船舶マリネラ号(旧名ベラ1号)の画像。7日公開の提供写真。X/Handout via REUTERS
[ワシントン/ロンドン/モスクワ 7日 ロイター] – 米国は7日、大西洋上でロシア船籍の石油タンカーを拿捕(だほ)した。米当局者は、ベネズエラ原油輸出に対する「封鎖」措置の一環としている。拿捕にあたり、英国が米国に支援を提供。米軍によるロシア船籍の船舶拿捕は近年としては初のケースとみられ、ロシアは海洋法違反にあたると非難している。
米軍が拿捕したタンカー「マリネラ号」は以前は「ベラ1号」と呼ばれており、昨年12月に米沿岸警備隊がベネズエラ近海の国際水域で追跡していた。米国は昨年、2隻の石油タンカーを拿捕。これに続き、マリネラに改名されたタンカーはアイスランド近くの大西洋で拿捕された。拿捕された際、ロシア潜水艦がマリネラを護衛していたという。
米軍欧州司令部はXへの投稿で、同タンカーが米国の制裁に違反したとして拿捕したと述べた。ヘグセス米国防長官は「制裁対象および違法なベネズエラ産石油の封鎖は、世界のどこにおいても完全に実施される」と同投稿に返信した。

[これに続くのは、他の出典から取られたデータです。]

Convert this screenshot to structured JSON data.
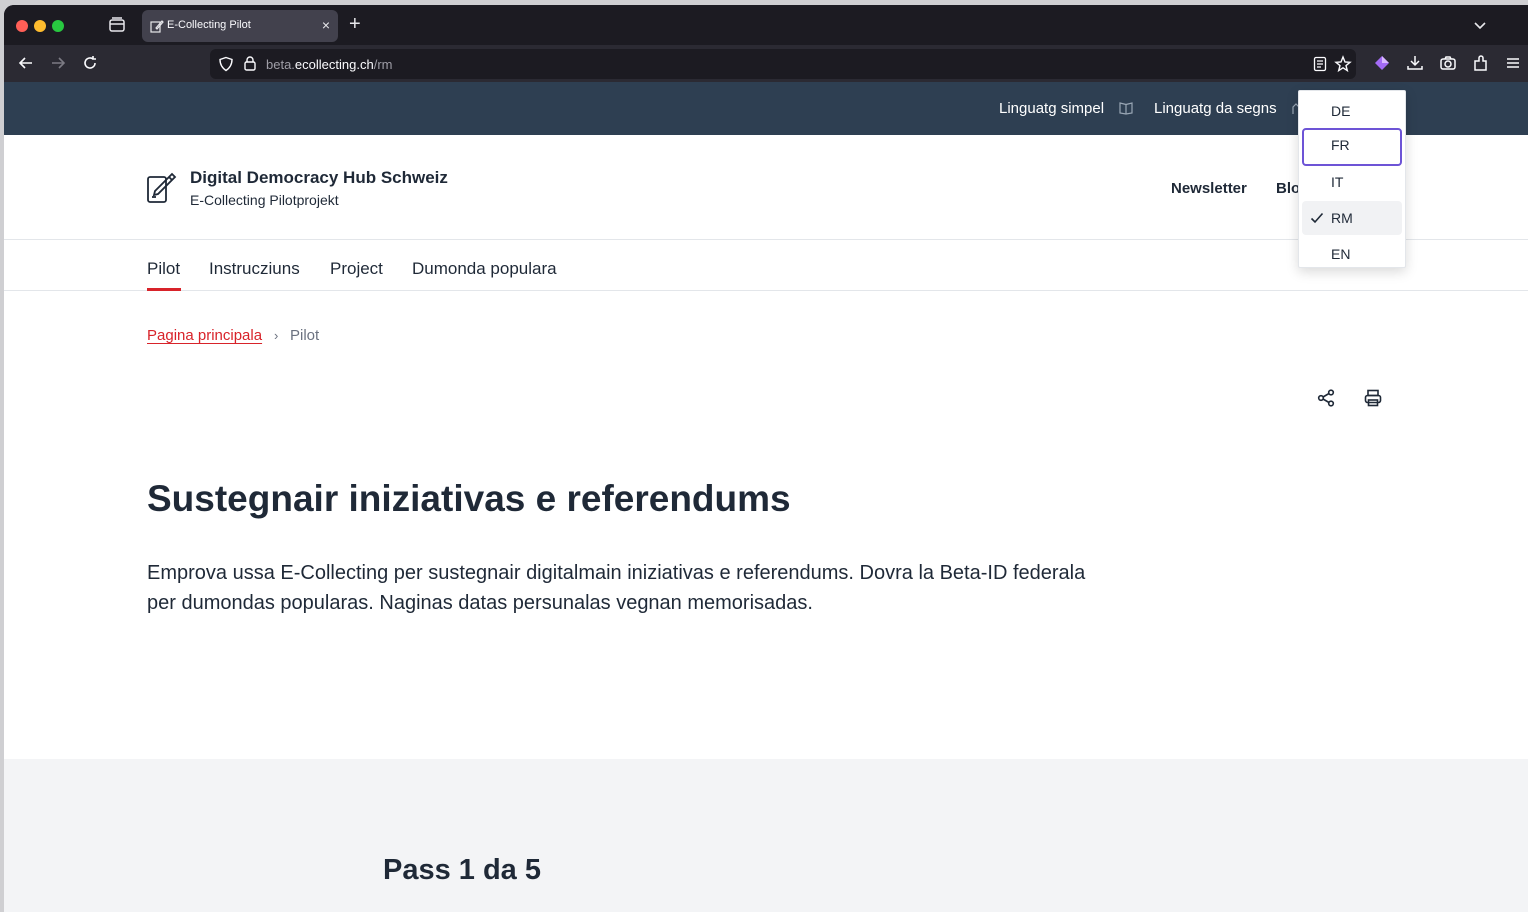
{
  "browser": {
    "tab_title": "E-Collecting Pilot",
    "tab_close": "×",
    "new_tab": "+",
    "url_domain": "beta.",
    "url_host": "ecollecting.ch",
    "url_path": "/rm"
  },
  "topbar": {
    "simple_language": "Linguatg simpel",
    "sign_language": "Linguatg da segns"
  },
  "header": {
    "title": "Digital Democracy Hub Schweiz",
    "subtitle": "E-Collecting Pilotprojekt",
    "newsletter": "Newsletter",
    "blog_partial": "Blo"
  },
  "nav": {
    "items": [
      "Pilot",
      "Instrucziuns",
      "Project",
      "Dumonda populara"
    ],
    "active": "Pilot"
  },
  "breadcrumb": {
    "home": "Pagina principala",
    "separator": "›",
    "current": "Pilot"
  },
  "main": {
    "title": "Sustegnair iniziativas e referendums",
    "lead": "Emprova ussa E-Collecting per sustegnair digitalmain iniziativas e referendums. Dovra la Beta-ID federala per dumondas popularas. Naginas datas persunalas vegnan memorisadas.",
    "step": "Pass 1 da 5"
  },
  "language_menu": {
    "options": [
      "DE",
      "FR",
      "IT",
      "RM",
      "EN"
    ],
    "selected": "RM",
    "focused": "FR"
  },
  "colors": {
    "topbar": "#2e3f52",
    "accent": "#d8232a",
    "focus": "#6d54d6"
  }
}
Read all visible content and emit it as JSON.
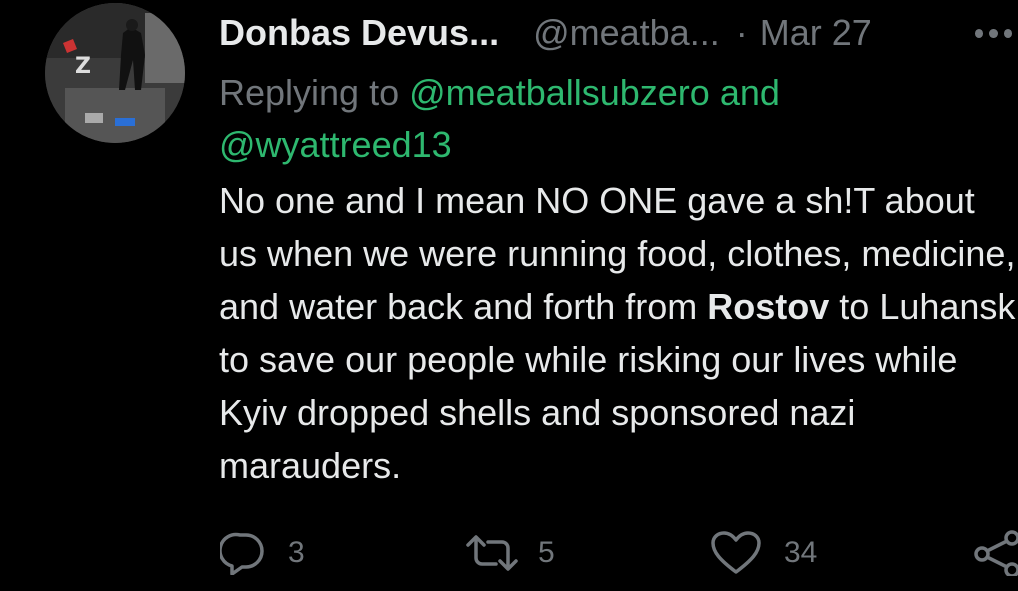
{
  "tweet": {
    "author_name": "Donbas Devus...",
    "handle": "@meatba...",
    "separator": "·",
    "date": "Mar 27",
    "reply_prefix": "Replying to",
    "reply_mention_1": "@meatballsubzero",
    "reply_and": "and",
    "reply_mention_2": "@wyattreed13",
    "text_part1": "No one and I mean NO ONE gave a sh!T about us when we were running food, clothes, medicine, and water back and forth from",
    "text_bold": "Rostov",
    "text_part2": "to Luhansk to save our people while risking our lives while Kyiv dropped shells and sponsored nazi marauders."
  },
  "actions": {
    "reply_count": "3",
    "retweet_count": "5",
    "like_count": "34"
  },
  "icons": {
    "reply": "reply-icon",
    "retweet": "retweet-icon",
    "like": "heart-icon",
    "share": "share-icon",
    "more": "more-options-icon"
  },
  "colors": {
    "background": "#000000",
    "text": "#e7e9ea",
    "secondary": "#71767b",
    "mention": "#2eb86f"
  }
}
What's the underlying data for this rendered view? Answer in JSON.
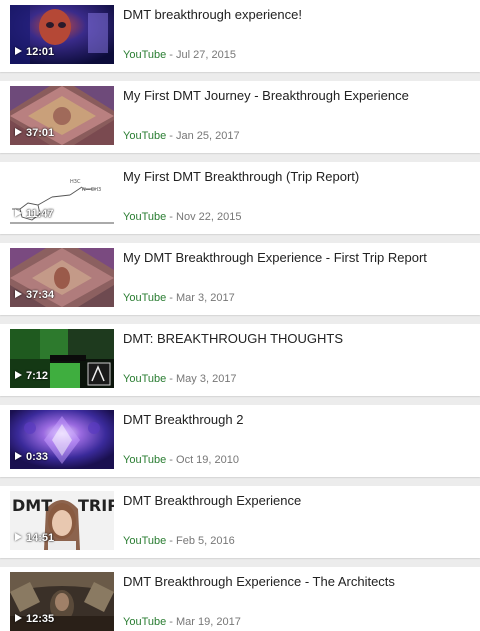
{
  "results": [
    {
      "title": "DMT breakthrough experience!",
      "duration": "12:01",
      "source": "YouTube",
      "separator": " - ",
      "date": "Jul 27, 2015",
      "thumbnail_icon": "video-thumbnail-icon"
    },
    {
      "title": "My First DMT Journey - Breakthrough Experience",
      "duration": "37:01",
      "source": "YouTube",
      "separator": " - ",
      "date": "Jan 25, 2017",
      "thumbnail_icon": "video-thumbnail-icon"
    },
    {
      "title": "My First DMT Breakthrough (Trip Report)",
      "duration": "11:47",
      "source": "YouTube",
      "separator": " - ",
      "date": "Nov 22, 2015",
      "thumbnail_icon": "video-thumbnail-icon"
    },
    {
      "title": "My DMT Breakthrough Experience - First Trip Report",
      "duration": "37:34",
      "source": "YouTube",
      "separator": " - ",
      "date": "Mar 3, 2017",
      "thumbnail_icon": "video-thumbnail-icon"
    },
    {
      "title": "DMT: BREAKTHROUGH THOUGHTS",
      "duration": "7:12",
      "source": "YouTube",
      "separator": " - ",
      "date": "May 3, 2017",
      "thumbnail_icon": "video-thumbnail-icon"
    },
    {
      "title": "DMT Breakthrough 2",
      "duration": "0:33",
      "source": "YouTube",
      "separator": " - ",
      "date": "Oct 19, 2010",
      "thumbnail_icon": "video-thumbnail-icon"
    },
    {
      "title": "DMT Breakthrough Experience",
      "duration": "14:51",
      "source": "YouTube",
      "separator": " - ",
      "date": "Feb 5, 2016",
      "thumbnail_icon": "video-thumbnail-icon"
    },
    {
      "title": "DMT Breakthrough Experience - The Architects",
      "duration": "12:35",
      "source": "YouTube",
      "separator": " - ",
      "date": "Mar 19, 2017",
      "thumbnail_icon": "video-thumbnail-icon"
    }
  ],
  "thumbnail_text": {
    "r2_h3c": "H3C",
    "r2_ch3": "N—CH3",
    "r6_dmt": "DMT",
    "r6_trip": "TRIP"
  },
  "colors": {
    "background": "#ececec",
    "card": "#ffffff",
    "title": "#222222",
    "source": "#2a7d32",
    "meta": "#777777"
  }
}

米政府関係筋によると、今回の作戦は米沿岸警備隊と米軍が実施。周辺海域にはロシア軍の艦艇のほか、ロシアの潜水艦もあったが、米国の船舶とどの程度接近していたかは不明で、米軍とロシア軍との間で衝突があった兆候はないとしている。
<ロシア、海洋法違反と非難>
ロシア運輸省によると、アイスランド近くの海域で米海軍がマリネラに乗り込み、その後、マリネラとの連絡が途絶えた。運輸省は声明で、1982年の国連海洋法条約に基づき、公海では航行の自由が規定され、いかなる国も正当に登録された船舶に対して武力を行使する権利はないと主張した。
ロシア国営タス通信によると、ロシア外務省は乗組員の人道的な扱いと迅速な帰国を求めている。
<英軍が支援>
英国防省は、今回のタンカー拿捕に英国が支援を提供したと表明。米国の要請を受け、英軍艦艇が米軍の追跡を支援したほか、英空軍が航空監視を担当するなど、事前に計画された支援を提供した。今回の支援は「国際法を完全に順守して実施された」としている。
英国のヒーリー国防相は、今回の作戦はロシアやイランの制裁回避との関連が疑われる船舶を標的にしたものだったと説明。「制裁違反を取り締まる世界的な取り組みの一環だった」と述べた。
その上で、米国は英国にとって最も重要な防衛、安全保障面でのパートナーとの認識を示し、「米国との防衛関係は英国の安全保障に不可欠で、今回の円滑な作戦遂行はその実効性を示すものだ」と語った。
英政府によると、マリネラは対イラン制裁に関連して米国の制裁対象になっている。